O projeto de lei já tinha sido aprovado por unanimidade na quarta-feira,09/05, e encaminhado à pauta novamente para apreciação dos deputados estaduais nesta quinta-feira, 10/05, mas por causa dos deputados estaduais que faltaram ao trabalho, a proposta não pode ser analisada e vai voltar à pauta no início da próxima semana.
A direção da APP-Sindicato permanece alerta para cobrar a aprovação do projeto de lei que repõe os índices da inflação medida pelo Índice de Preços ao Consumidor Amplo (IPCA).
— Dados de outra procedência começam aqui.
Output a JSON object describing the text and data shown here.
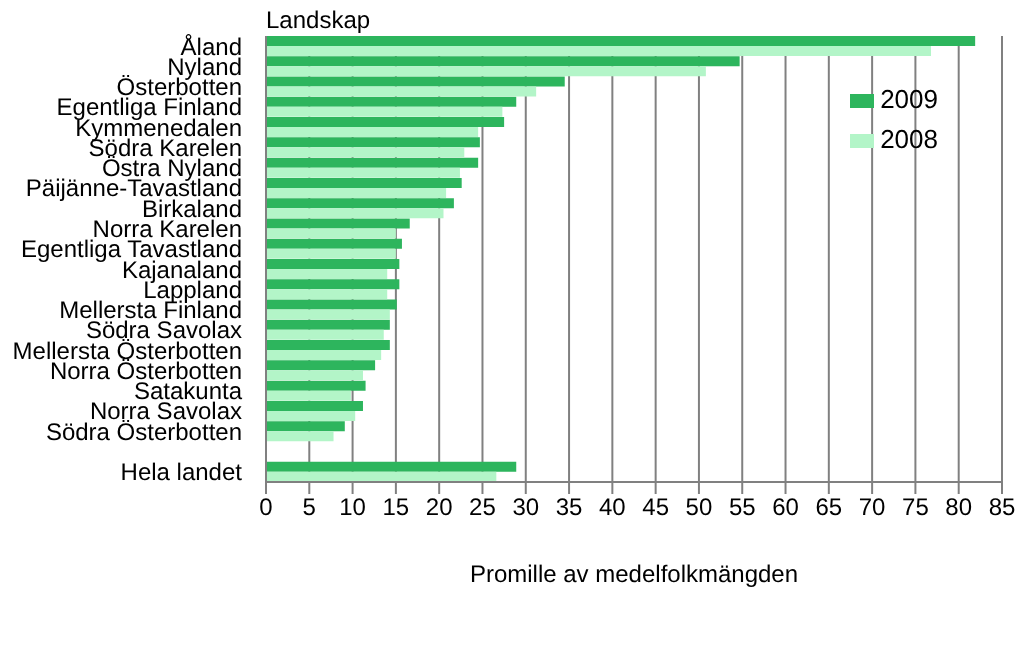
{
  "chart_data": {
    "type": "bar",
    "orientation": "horizontal",
    "ylabel": "Landskap",
    "xlabel": "Promille av medelfolkmängden",
    "categories": [
      "Åland",
      "Nyland",
      "Österbotten",
      "Egentliga Finland",
      "Kymmenedalen",
      "Södra Karelen",
      "Östra Nyland",
      "Päijänne-Tavastland",
      "Birkaland",
      "Norra Karelen",
      "Egentliga Tavastland",
      "Kajanaland",
      "Lappland",
      "Mellersta Finland",
      "Södra Savolax",
      "Mellersta Österbotten",
      "Norra Österbotten",
      "Satakunta",
      "Norra Savolax",
      "Södra Österbotten",
      null,
      "Hela landet"
    ],
    "series": [
      {
        "name": "2009",
        "color": "#2db55d",
        "values": [
          81.9,
          54.7,
          34.5,
          28.9,
          27.5,
          24.7,
          24.5,
          22.6,
          21.7,
          16.6,
          15.7,
          15.4,
          15.4,
          15.1,
          14.3,
          14.3,
          12.6,
          11.5,
          11.2,
          9.1,
          null,
          28.9
        ]
      },
      {
        "name": "2008",
        "color": "#b3f5c8",
        "values": [
          76.8,
          50.8,
          31.2,
          27.3,
          24.5,
          22.9,
          22.4,
          20.8,
          20.5,
          15.0,
          15.0,
          14.0,
          14.0,
          14.3,
          13.6,
          13.3,
          11.2,
          9.8,
          10.3,
          7.8,
          null,
          26.6
        ]
      }
    ],
    "xlim": [
      0,
      85
    ],
    "xticks": [
      0,
      5,
      10,
      15,
      20,
      25,
      30,
      35,
      40,
      45,
      50,
      55,
      60,
      65,
      70,
      75,
      80,
      85
    ],
    "grid": "x",
    "legend": "top right"
  }
}
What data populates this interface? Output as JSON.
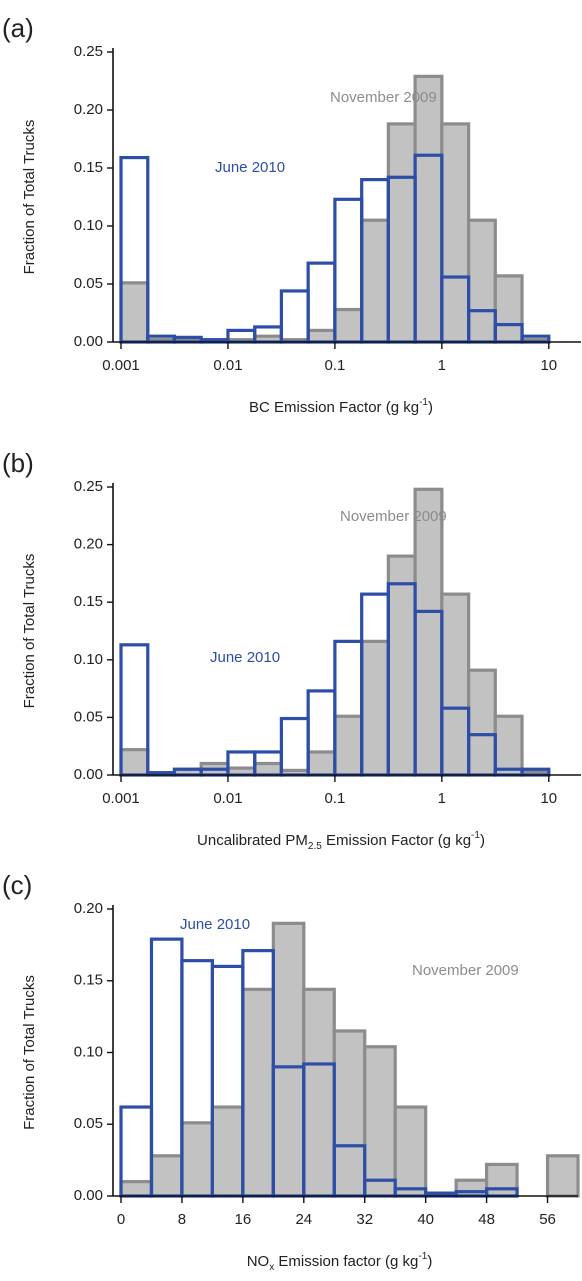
{
  "chart_data": [
    {
      "type": "histogram",
      "panel_label": "(a)",
      "ylabel": "Fraction of Total Trucks",
      "xlabel": [
        {
          "text": "BC Emission Factor (g kg"
        },
        {
          "text": "-1",
          "shift": "sup"
        },
        {
          "text": ")"
        }
      ],
      "log_x": true,
      "xlim": [
        0.001,
        20
      ],
      "xticks": [
        0.001,
        0.01,
        0.1,
        1,
        10
      ],
      "ylim": [
        0,
        0.25
      ],
      "yticks": [
        {
          "value": 0,
          "label": "0.00"
        },
        0.05,
        {
          "value": 0.1,
          "label": "0.10"
        },
        0.15,
        {
          "value": 0.2,
          "label": "0.20"
        },
        0.25
      ],
      "bins": [
        0.001,
        0.00178,
        0.00316,
        0.00562,
        0.01,
        0.0178,
        0.0316,
        0.0562,
        0.1,
        0.178,
        0.316,
        0.562,
        1,
        1.78,
        3.16,
        5.62,
        10
      ],
      "series": [
        {
          "name": "November 2009",
          "color": "#8c8c8c",
          "fill": "#c2c2c2",
          "values": [
            0.051,
            0.002,
            0.002,
            0.001,
            0.002,
            0.005,
            0.002,
            0.01,
            0.028,
            0.105,
            0.188,
            0.229,
            0.188,
            0.105,
            0.057,
            0.002
          ]
        },
        {
          "name": "June 2010",
          "color": "#2d4ea6",
          "fill": "none",
          "values": [
            0.159,
            0.005,
            0.004,
            0.002,
            0.01,
            0.013,
            0.044,
            0.068,
            0.123,
            0.14,
            0.142,
            0.161,
            0.056,
            0.027,
            0.015,
            0.005
          ]
        }
      ]
    },
    {
      "type": "histogram",
      "panel_label": "(b)",
      "ylabel": "Fraction of Total Trucks",
      "xlabel": [
        {
          "text": "Uncalibrated PM"
        },
        {
          "text": "2.5",
          "shift": "sub"
        },
        {
          "text": " Emission Factor (g kg"
        },
        {
          "text": "-1",
          "shift": "sup"
        },
        {
          "text": ")"
        }
      ],
      "log_x": true,
      "xlim": [
        0.001,
        20
      ],
      "xticks": [
        0.001,
        0.01,
        0.1,
        1,
        10
      ],
      "ylim": [
        0,
        0.25
      ],
      "yticks": [
        {
          "value": 0,
          "label": "0.00"
        },
        0.05,
        {
          "value": 0.1,
          "label": "0.10"
        },
        0.15,
        {
          "value": 0.2,
          "label": "0.20"
        },
        0.25
      ],
      "bins": [
        0.001,
        0.00178,
        0.00316,
        0.00562,
        0.01,
        0.0178,
        0.0316,
        0.0562,
        0.1,
        0.178,
        0.316,
        0.562,
        1,
        1.78,
        3.16,
        5.62,
        10
      ],
      "series": [
        {
          "name": "November 2009",
          "color": "#8c8c8c",
          "fill": "#c2c2c2",
          "values": [
            0.022,
            0.002,
            0.005,
            0.01,
            0.006,
            0.01,
            0.004,
            0.02,
            0.051,
            0.116,
            0.19,
            0.248,
            0.157,
            0.091,
            0.051,
            0.003
          ]
        },
        {
          "name": "June 2010",
          "color": "#2d4ea6",
          "fill": "none",
          "values": [
            0.113,
            0.002,
            0.005,
            0.005,
            0.02,
            0.02,
            0.049,
            0.073,
            0.116,
            0.157,
            0.166,
            0.142,
            0.058,
            0.035,
            0.005,
            0.005
          ]
        }
      ]
    },
    {
      "type": "histogram",
      "panel_label": "(c)",
      "ylabel": "Fraction of Total Trucks",
      "xlabel": [
        {
          "text": "NO"
        },
        {
          "text": "x",
          "shift": "sub"
        },
        {
          "text": " Emission factor (g kg"
        },
        {
          "text": "-1",
          "shift": "sup"
        },
        {
          "text": ")"
        }
      ],
      "log_x": false,
      "xlim": [
        0,
        60
      ],
      "xticks": [
        0,
        8,
        16,
        24,
        32,
        40,
        48,
        56
      ],
      "ylim": [
        0,
        0.2
      ],
      "yticks": [
        {
          "value": 0,
          "label": "0.00"
        },
        0.05,
        {
          "value": 0.1,
          "label": "0.10"
        },
        0.15,
        {
          "value": 0.2,
          "label": "0.20"
        }
      ],
      "bins": [
        0,
        4,
        8,
        12,
        16,
        20,
        24,
        28,
        32,
        36,
        40,
        44,
        48,
        52,
        56,
        60
      ],
      "series": [
        {
          "name": "November 2009",
          "color": "#8c8c8c",
          "fill": "#c2c2c2",
          "values": [
            0.01,
            0.028,
            0.051,
            0.062,
            0.144,
            0.19,
            0.144,
            0.115,
            0.104,
            0.062,
            0.002,
            0.011,
            0.022,
            0,
            0.028
          ]
        },
        {
          "name": "June 2010",
          "color": "#2d4ea6",
          "fill": "none",
          "values": [
            0.062,
            0.179,
            0.164,
            0.16,
            0.171,
            0.09,
            0.092,
            0.035,
            0.011,
            0.005,
            0.002,
            0.003,
            0.005,
            0,
            0
          ]
        }
      ]
    }
  ]
}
O reajuste irá beneficiar os 207 mil servidores públicos estaduais do Paraná, com valores representativos referentes à cada categoria.
De acordo com o presidente, José Lemos, que participou ativamente de todo processo realizado até agora, “a APP defendeu a aprovação da emenda que estendeu a reposição de 17.04% aos trabalhadores que hoje têm contratos temporários na Comissão de Constituição e Justiça e continua cobrando o pagamento em parcela única”.
Depois de passar pelo crivo dos parlamentares, o projeto de lei será encaminhado para assinatura do governador Roberto Requião, que tem poder de veto. Os índices apresentados foram exaustivamente discutidos durante as negociações entre a direção da APP e representantes do governo e estão dentro de uma planilha de custos que pode ser cumprida pelo estado, de acordo com o levantamento feito pelo economista Cid Cordeiro, do Dieese. Todos os números referentes ao impacto financeiro do reajuste foram calculados durante as reuniões que resultaram no Projeto de Lei encaminhado à Assembléia.
Mas, apesar de aprovado o reajuste, de acordo com o texto do projeto de lei, o governo não tem data para pagar os novos salários. O reajuste está vinculado ao aumento da arrecadação, ou seja, só será pago quando o Estado tiver disponibilidade financeira.
A direção da APP-Sindicato mantém o posicionamento de defesa do pagamento em parcela única feita no mês de maio.